Werxelê’deki bir tünel girişinden bazı görüntüler göstererek, gösterdiği maddelerden “klorin gazı üretmenin çok kolay” olduğunu söyleyen Aken, “Bunlara bakarak uluslararası bir soruşturma başlatalım. Ne oldu ne olmadı ayrıntılarına girelim” dedi.
Başka noktalarda çekilmiş fotoğrafları da gösteren Aken, “Hortum ile bir tünelin girişinde ne işleri var?” diye sordu. Aken, “Belki de yine kimyasal saldırı operasyonu söz konusu” ifadelerini kullandı.
‘Mutlaka soruşturun’
Daha çok doğaçlama yöntemlerle kimyasal maddeler kullanıldığına işaret eden, “Bu tür kimyasal maddeler kullanılamaz. Uluslararası bağımsız bir soruşturmaya ihtiyaç var. BM Genel Sekreterliği ve Lahey’deki soruşturma komisyonu devreye girebilir. Ama üye bir ülkenin talepte bulunması gerekiyor. Önümüzdeki birkaç ay içinde bir üye ülke bu talepte bulunmalı. Türkiye bu silahları kullandı demiyoruz ama soruşturmaya değer olduğunu söylüyoruz. Hemen ikna olmayın ama mutlaka soruşturun derim” diye konuştu.

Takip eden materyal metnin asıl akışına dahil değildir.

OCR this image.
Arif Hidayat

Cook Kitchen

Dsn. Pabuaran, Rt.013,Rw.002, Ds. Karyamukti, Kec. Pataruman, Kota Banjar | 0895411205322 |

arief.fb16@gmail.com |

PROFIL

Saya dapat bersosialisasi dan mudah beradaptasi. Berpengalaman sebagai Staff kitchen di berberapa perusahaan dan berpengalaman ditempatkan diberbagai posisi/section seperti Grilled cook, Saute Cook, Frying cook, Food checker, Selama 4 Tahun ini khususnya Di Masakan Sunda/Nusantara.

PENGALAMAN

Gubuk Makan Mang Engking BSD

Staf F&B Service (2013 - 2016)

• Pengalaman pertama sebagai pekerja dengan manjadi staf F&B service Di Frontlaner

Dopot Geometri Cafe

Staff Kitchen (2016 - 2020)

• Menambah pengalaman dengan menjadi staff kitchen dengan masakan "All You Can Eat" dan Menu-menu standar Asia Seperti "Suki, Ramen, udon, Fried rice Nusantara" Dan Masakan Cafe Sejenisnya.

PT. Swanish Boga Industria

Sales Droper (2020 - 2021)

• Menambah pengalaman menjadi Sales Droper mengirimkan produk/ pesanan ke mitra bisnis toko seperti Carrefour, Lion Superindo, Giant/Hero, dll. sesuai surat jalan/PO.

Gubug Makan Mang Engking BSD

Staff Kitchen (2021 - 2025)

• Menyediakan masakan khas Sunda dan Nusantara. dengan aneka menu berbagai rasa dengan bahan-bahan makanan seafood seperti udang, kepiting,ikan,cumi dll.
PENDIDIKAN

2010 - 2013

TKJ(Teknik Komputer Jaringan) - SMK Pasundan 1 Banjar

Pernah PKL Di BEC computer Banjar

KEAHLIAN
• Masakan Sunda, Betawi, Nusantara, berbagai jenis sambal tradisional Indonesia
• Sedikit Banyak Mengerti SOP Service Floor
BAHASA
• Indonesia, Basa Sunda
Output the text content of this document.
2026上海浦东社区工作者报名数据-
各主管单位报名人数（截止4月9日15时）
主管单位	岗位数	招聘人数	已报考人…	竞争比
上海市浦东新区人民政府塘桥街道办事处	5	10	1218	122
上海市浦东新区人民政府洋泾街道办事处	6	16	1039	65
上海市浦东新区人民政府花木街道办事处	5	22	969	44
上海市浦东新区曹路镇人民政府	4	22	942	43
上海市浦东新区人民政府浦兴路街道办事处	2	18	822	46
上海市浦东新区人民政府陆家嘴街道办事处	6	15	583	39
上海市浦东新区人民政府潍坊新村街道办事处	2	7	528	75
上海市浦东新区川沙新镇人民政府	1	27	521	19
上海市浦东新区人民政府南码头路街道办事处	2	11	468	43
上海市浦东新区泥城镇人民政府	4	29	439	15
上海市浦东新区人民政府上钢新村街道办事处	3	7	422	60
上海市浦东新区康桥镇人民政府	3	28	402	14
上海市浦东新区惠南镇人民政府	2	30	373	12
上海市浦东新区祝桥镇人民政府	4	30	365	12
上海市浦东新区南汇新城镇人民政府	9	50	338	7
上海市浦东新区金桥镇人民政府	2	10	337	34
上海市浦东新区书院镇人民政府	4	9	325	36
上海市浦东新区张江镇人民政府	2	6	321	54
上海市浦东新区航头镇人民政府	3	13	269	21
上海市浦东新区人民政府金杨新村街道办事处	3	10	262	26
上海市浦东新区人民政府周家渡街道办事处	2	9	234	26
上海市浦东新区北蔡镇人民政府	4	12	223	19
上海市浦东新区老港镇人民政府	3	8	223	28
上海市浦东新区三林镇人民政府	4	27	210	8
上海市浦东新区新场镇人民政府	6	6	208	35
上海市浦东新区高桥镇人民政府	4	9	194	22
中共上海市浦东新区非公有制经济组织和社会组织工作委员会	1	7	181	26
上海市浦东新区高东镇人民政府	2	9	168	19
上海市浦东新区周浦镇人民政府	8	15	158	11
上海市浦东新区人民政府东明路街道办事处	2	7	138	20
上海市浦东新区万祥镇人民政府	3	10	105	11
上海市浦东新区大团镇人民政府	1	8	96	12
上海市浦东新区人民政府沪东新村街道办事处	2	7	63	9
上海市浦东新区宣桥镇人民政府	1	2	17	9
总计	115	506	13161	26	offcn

Göz yaşartıcı bombaların kullanıldığının Türk Savunma Bakanlığı tarafından itiraf edildiğini de söyleyen Aken, bunun savaş koşullarında yasak olduğunu kaydetti. Aken, uluslararası toplumu “bunun bir ihlal olduğunu” söylemeye çağırdı. Aken, suçlamaya konu olan Türk devletinin kendi soruşturmasını yürütmesinin “inandırıcı” olmayacağının altını çizdi.

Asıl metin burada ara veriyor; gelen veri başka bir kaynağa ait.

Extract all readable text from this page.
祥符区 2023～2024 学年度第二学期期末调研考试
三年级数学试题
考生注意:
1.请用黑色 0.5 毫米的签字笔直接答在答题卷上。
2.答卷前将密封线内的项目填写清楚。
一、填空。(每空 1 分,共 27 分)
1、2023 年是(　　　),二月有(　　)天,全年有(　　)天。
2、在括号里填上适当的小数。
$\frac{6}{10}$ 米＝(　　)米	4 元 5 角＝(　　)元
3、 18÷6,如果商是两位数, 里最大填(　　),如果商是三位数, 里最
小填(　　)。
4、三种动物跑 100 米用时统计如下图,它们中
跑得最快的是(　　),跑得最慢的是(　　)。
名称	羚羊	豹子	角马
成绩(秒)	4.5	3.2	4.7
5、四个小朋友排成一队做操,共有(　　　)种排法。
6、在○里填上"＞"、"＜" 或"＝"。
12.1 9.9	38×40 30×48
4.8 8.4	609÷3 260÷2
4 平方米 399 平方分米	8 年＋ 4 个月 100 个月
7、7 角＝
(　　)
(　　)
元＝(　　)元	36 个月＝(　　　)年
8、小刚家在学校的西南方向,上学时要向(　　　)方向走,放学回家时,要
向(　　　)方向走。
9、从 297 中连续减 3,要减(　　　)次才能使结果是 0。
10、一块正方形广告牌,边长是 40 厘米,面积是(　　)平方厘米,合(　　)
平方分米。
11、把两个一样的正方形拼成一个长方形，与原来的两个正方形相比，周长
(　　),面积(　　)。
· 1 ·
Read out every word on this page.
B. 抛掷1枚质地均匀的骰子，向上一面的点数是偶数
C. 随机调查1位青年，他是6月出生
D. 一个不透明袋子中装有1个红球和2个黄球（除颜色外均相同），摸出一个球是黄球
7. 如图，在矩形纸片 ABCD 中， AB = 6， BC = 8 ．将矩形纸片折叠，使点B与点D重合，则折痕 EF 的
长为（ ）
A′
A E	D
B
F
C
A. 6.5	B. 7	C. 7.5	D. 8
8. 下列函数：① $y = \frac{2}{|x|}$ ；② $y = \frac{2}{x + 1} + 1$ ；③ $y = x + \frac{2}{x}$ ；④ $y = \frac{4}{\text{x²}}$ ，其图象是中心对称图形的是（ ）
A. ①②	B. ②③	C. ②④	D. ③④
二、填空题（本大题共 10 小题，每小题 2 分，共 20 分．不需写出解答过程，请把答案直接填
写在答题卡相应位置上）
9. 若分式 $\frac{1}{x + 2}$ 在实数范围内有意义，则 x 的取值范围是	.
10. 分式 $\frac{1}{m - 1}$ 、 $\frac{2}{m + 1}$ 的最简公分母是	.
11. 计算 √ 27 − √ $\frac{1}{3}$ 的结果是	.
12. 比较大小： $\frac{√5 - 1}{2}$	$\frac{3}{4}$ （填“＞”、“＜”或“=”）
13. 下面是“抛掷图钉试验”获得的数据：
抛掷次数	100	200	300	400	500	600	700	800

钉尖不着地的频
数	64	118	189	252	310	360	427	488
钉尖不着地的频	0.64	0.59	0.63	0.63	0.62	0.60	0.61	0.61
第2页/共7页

Türkiye’nin yeni savaşı: Dronlar ve anlaşmalar
“Türkiye’nin yeni savaşı: Dronlar ve anlaşmalar” başlığında konuşan Belçikalı tanınmış avukat Georges Henri Beauthier ise 50 yıldır avukatlık yaptığını ve en az 15 kez Kurdistan ve Suriye’nin kuzeyine gittiğini söyledi.
Beauthier, “Ama hiçbir zaman Êzidî bölgesine yaptığımız ziyaret kadar etkilenmedik. Gündüz ve gece o kadar çok dron saldırılarına maruz kaldık ki. Sivil ayrımı yapmadan saldırdılar” dedi.
Beauthier şunları ekledi: “Bu silahlı insansız hava araçlarını kınamak gerekiyor. Türk devleti her gün kullanıyor. Türk basınında büyük bir gururla haberler yer alıyor. Bütün uluslararası hukuk kuralları çiğneniyor. Yargısız infaz yoluyla, yargılanmadan, terörist damgası yapıştırılmış kişiler infaz ediliyor ve bu infazla her gün vuku buluyor. Bu bir savaş suçudur. Uluslararası toplumun sessizliği de cezasızlığı destekliyor.”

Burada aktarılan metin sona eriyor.